Shorting EUR/GBP after the confirmed the bearish reversal:
The four-hourly chart has an obvious uptrend of EUR/GBP started on August 2, 2019, after the pair had found a local bottom. At some point, the bullish momentum was exhausted as the bears had an aggressive defence above 0.9000 resistance. The upper shadow of the highlighted candle is much larger than its body, thus the Shooting Star appeared. The next candle was bearish, which confirmed the short entry, while the stop-loss order was set at the highest levels of the previous red candlestick. Profits were taken manually after EUR/GBP went 50 pips in the right direction.
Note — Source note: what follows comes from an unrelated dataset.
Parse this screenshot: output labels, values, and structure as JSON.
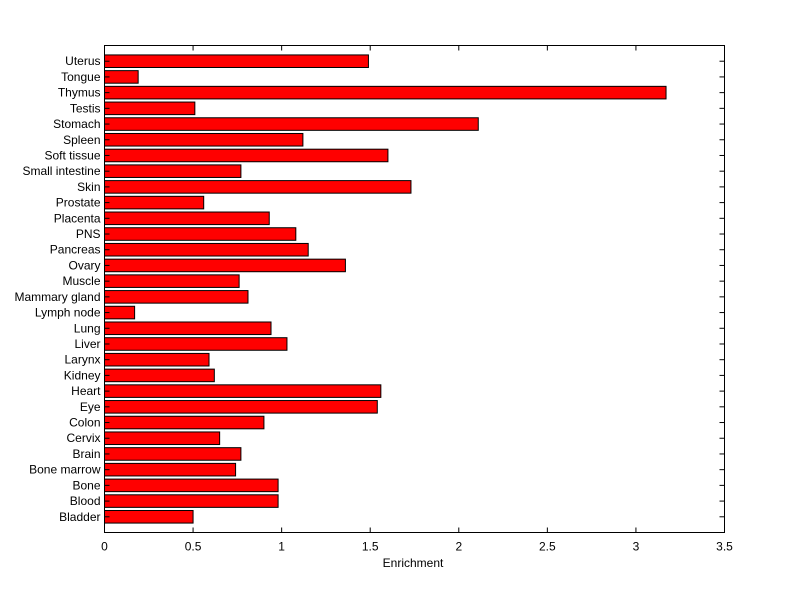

Selling EUR/CHF after Shooting Star appeared on the top of the Bollinger Band with the confirmation from Stochastic RSI:
EUR/CHF was in an uptrend on the 4-hourly chart below. The Shooting Star candle signalled a strong resistance level and closed below the upper line of 55-bars Bollinger Bands. The confirmation came in when Stochastic RSI oscillator went off the overbought zone, while its lines crossed each other. Profits were taken when the oscillator had an opposite signal.
If you like Shooting Star strategy, you might also be interested in this Forex scalping strategy
Advantages and Disadvantages of Strategy
- Easy-to-understand visual trading signal;
- The candle points to a strong resistance level of the recent uptrend;
- If the following candlestick pattern confirmed the retracement, against-the-trend short positions have a high percentage of profitability.
- False signals are possible;
- A confirmation is required from the following candlestick or additional technical indicators, which reduces potential profit.
The Shooting Star candlestick is one of the multiple examples of efficient application of Japanese Patterns. The appearance of the formation points to a strong resistance level and a possible reversal. However, the efficiency of the system depends on several factors such as the context and the previous price action as the reversal comes after a sustainable uptrend only. At the same time, additional confirmations are required as the single-candle pattern might have false signals. Traders should double-check the market’s sentiment either with the following candlestick or additional technical indicators, the signals of which have to coincide with the change of the uptrend. Since the strategy is based on against-the-trend approach, traders should control stop-loss orders and take profits in time.